Avere orecchie per coloro che non sanno
più a chi narrare. Rintracciare percorsi della memoria, fra le pieghe di vite normali di uomini e donne d’Italia nati prima del 1940. Storie di esistenze che non abitano nelle pagine dei libri, né fra gli scaffali di archivi ufficiali, che ora riprendono vita con video racconti on line, alla portata di chi vuole ascoltare.
E’ la semplice quanto originale ricetta di
un cammino contro l’oblìo: la “Banca della memoria”, portale web inventato e gestito da quattro giovani di Torino, Franco, Lorenzo, Luca e Valentina, che spendono per questo progetto gran parte del loro tempo libero. “Ognuno di noi ha una professione che non ha nulla a che vedere con questa idea – racconta Franco Nicola-, ma la voglia di darci da fare per qualcosa che avesse un significato sociale, che ci gratificasse dal punto di vista morale era grande ormai da tempo”.
A mettere in cassaforte per primi gocce di memoria solo tre mesi fa quando
il portale ha preso il via, padri, madri, zie e nonni di questi quattro giovani pionieri, che con videocamere alla mano hanno carpito loro segreti e aneddoti d’infanzia, guerra, lavoro, giochi trascorsi, echi di consuetudini sfumate.

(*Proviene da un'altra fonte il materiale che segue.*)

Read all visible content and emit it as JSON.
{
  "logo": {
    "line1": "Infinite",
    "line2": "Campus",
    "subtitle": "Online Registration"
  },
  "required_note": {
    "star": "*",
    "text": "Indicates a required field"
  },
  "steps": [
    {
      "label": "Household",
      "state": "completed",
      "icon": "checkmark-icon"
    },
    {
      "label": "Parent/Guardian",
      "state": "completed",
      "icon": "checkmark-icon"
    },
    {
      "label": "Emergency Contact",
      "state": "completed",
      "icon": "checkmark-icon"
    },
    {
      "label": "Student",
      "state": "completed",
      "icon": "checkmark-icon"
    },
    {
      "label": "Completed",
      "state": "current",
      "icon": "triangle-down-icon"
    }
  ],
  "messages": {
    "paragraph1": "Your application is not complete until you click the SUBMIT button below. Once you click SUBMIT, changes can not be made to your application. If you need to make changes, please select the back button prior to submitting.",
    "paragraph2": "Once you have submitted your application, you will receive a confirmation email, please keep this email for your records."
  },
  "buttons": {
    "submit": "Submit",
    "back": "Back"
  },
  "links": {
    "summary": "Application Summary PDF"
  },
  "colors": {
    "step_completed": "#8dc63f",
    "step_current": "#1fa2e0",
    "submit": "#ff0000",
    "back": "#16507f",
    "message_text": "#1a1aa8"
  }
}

“Non a caso, l’idea è scattata un giorno qualunque, dialogando con
mio
padre – prosegue Franco-: mi raccontava il suo cammino di vita, le scelte fatte sull’onda dell’entusiasmo, poi giudicate a posteriori sbagliate. Riflessioni, qualche rimpianto e “avrei potuto..”. Una narrazione nella quale mi sono accorto di guardarmi come in uno specchio: stesse scelte, stessi sbagli. Di qui la consapevolezza che forse, se mi fossi confrontato prima con lui, se lo avessi ascoltato prima, avrei imparato più velocemente, risparmiandomi magari qualche dolore. Il valore della memoria, come eredità….”
E dopo i parenti più stretti, il viaggio è proseguito per i territori rurali del
Piemonte, andando in giro a raccogliere storie di realtà contadina per capire le vite di qualche decennio fa, quelle fortemente legate a tradizioni enogastronomiche e alla fatica di un’esistenza legata alle stagioni. “Non è passato molto tempo prima che ci accorgessimo che il solo Piemonte ci stava stretto – spiega Franco-, era necessario staccarci da qui e andare in giro per l’Italia. L’estate in questo è stata utile e abbiamo nei nostri viaggi incontrato nuove persone, nuove storie. Un universo ignorato, pieno di ricchezza, soprattutto per i giovani”.
E gli anziani del Belpaese ci stanno: davanti all’obiettivo lasciano fluire
immagini trascorse, descrizioni minuziose di gesti ed emozioni, qualcuna dolorosa da recuperare, che a ripensarci quasi sembra provata ieri. Fra sorrisi e qualche nostalgia, la voce ricuce i pezzi sparsi del passato, dandogli nuovo vigore e dignità.
“L’obiettivo è che il portale arrivi ad autoalimentarsi, con l’arrivo di video
inviato dai naviganti e quello di autosostentarci tecnicamente ed economicamente, cosa peraltro facciano già. Il progetto – conclude Franco-, vuole essere un modello innovativo di società di capitali, il cui fine della propria attività sia ispirato a principi e valori di etica sociale e di solidarietà. La Memoro s.r.l., ideatrice del progetto, sotto il patrocinio della Provincia di Cuneo, vuole sostenersi tramite il contributo di sponsor eticamente coerenti, in cambio di visibilità sul portale. Il risultato di gestione verrà interamente devoluto in beneficenza in parte ad associazioni a supporto degli anziani, il rimanente ad associazioni a favore dei bambini, creando un ponte sia ideale che materiale fra le generazioni”.